I am not attempting to be condescending but, instead, respectful of other views. The title. "Catholic" implies what it says -- especially when it is a self chosen pseudonym.
So, what is it you think about Catholics that would make them have trouble grasping this stuff?
When you are discussing the origins of the universe, you are entering a netherworld where science and non-science collide. So, even in a science forum, some tolerance of non-science is needed.
I dunno, non-science doesn't ever really produce much to
collide with. And you don't have to have any tolerance of non-science if your just willing to say "I don't know".

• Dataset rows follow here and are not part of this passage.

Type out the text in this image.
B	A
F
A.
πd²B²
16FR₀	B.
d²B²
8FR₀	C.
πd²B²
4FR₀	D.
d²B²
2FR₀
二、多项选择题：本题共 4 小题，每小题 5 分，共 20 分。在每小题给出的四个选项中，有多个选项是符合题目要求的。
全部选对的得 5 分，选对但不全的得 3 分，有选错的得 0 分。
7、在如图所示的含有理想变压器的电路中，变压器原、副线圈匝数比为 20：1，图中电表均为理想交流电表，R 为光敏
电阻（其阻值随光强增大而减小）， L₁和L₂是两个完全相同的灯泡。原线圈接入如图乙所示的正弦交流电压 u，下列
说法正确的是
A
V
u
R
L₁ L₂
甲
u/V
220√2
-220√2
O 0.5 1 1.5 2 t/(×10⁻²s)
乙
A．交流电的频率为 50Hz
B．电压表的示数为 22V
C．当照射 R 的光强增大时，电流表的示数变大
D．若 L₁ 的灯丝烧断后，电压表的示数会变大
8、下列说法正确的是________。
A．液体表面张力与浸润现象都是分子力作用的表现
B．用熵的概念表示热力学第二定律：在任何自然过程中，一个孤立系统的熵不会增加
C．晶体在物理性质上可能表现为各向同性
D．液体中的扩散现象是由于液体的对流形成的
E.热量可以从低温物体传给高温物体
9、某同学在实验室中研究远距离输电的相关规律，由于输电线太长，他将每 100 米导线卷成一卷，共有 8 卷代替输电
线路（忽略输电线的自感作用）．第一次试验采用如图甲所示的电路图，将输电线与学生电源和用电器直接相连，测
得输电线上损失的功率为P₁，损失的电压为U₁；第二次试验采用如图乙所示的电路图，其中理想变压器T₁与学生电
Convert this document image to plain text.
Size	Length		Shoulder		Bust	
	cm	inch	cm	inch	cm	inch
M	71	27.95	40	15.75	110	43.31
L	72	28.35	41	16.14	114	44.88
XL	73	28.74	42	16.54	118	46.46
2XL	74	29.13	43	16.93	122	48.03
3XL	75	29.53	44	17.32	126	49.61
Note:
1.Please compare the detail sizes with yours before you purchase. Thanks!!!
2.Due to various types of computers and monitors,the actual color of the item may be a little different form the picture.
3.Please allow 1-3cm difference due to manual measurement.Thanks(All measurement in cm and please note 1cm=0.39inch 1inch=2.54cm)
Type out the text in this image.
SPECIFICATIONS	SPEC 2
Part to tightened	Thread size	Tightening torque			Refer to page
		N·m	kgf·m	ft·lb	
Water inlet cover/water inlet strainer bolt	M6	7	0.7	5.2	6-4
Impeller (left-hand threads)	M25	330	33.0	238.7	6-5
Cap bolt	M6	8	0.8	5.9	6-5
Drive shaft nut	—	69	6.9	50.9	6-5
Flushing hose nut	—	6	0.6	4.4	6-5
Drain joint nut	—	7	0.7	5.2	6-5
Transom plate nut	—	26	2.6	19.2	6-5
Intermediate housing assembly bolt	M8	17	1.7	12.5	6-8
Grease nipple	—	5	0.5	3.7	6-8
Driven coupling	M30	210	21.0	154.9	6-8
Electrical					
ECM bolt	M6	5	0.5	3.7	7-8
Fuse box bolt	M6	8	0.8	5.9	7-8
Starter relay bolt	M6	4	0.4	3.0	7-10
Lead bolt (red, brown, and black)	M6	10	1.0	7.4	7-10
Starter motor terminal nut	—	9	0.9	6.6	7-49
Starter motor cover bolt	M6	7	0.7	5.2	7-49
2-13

According th Big Bang theory, the universe is 13.7 billion years old. This would mean that it has existed for that length of time and not 'all points in time' -- unless you meant something different by that term than what I am understanding.
Because time is a part of the Universe, itself, then it would have "begun" with the Big Bang too. So therefore, there would not be any points in time in which the Universe did not exist (because time doesn't exist there either).
Now, when you get into a finite past is when it gets a little trickier... That's when we start getting towards the
Hartle-Hawking no boundary proposal ~clicky
That posits a universe that is finite,
yet unbounded. The surface of a sphere, just the surface and not the inside of the ball, is also finite and unbounded. An ant on the ball could walk in the same direction forever because he'd just keep going round and round, so he'd never find a boundary to his 'universe'. And you need a boundary to have a proper 'beginning'.
If you don't have any time for the Universe to not-exist in, then you don't really have anywhere for it to begin
from.
In addition, that speculation will consist entirely of some combination of space, time matter and energy. Anything else is beyond imagination. Try it.
I'm imagining a universe consisting entirely of blurple mattergy....
The Source of Creation is transcendent and experiential but that is probably too much for discussion in a conventional scientific forum.
Well how do you know that? Doesn't that contradict your claim that we can't know about things outside our universe? And aren't you using terms for inside to describe this thing on the outside?
I am not claiming that time is not real -- just that it is relative to the other elements and, as such, does not exist independently as, for all practical purposes, such is true in the here and now.
But the same goes for the spatial dimenstion...
The universe is a 4 dimensional
manifold of which time is a part. If you could view the universe holistically, you would see some particular shape which incorporates the objects in space and how they change through time. So, for instance, a star would not look like a point (like we see them from within) but rather it would look like a
line (the path its taking through its galaxy).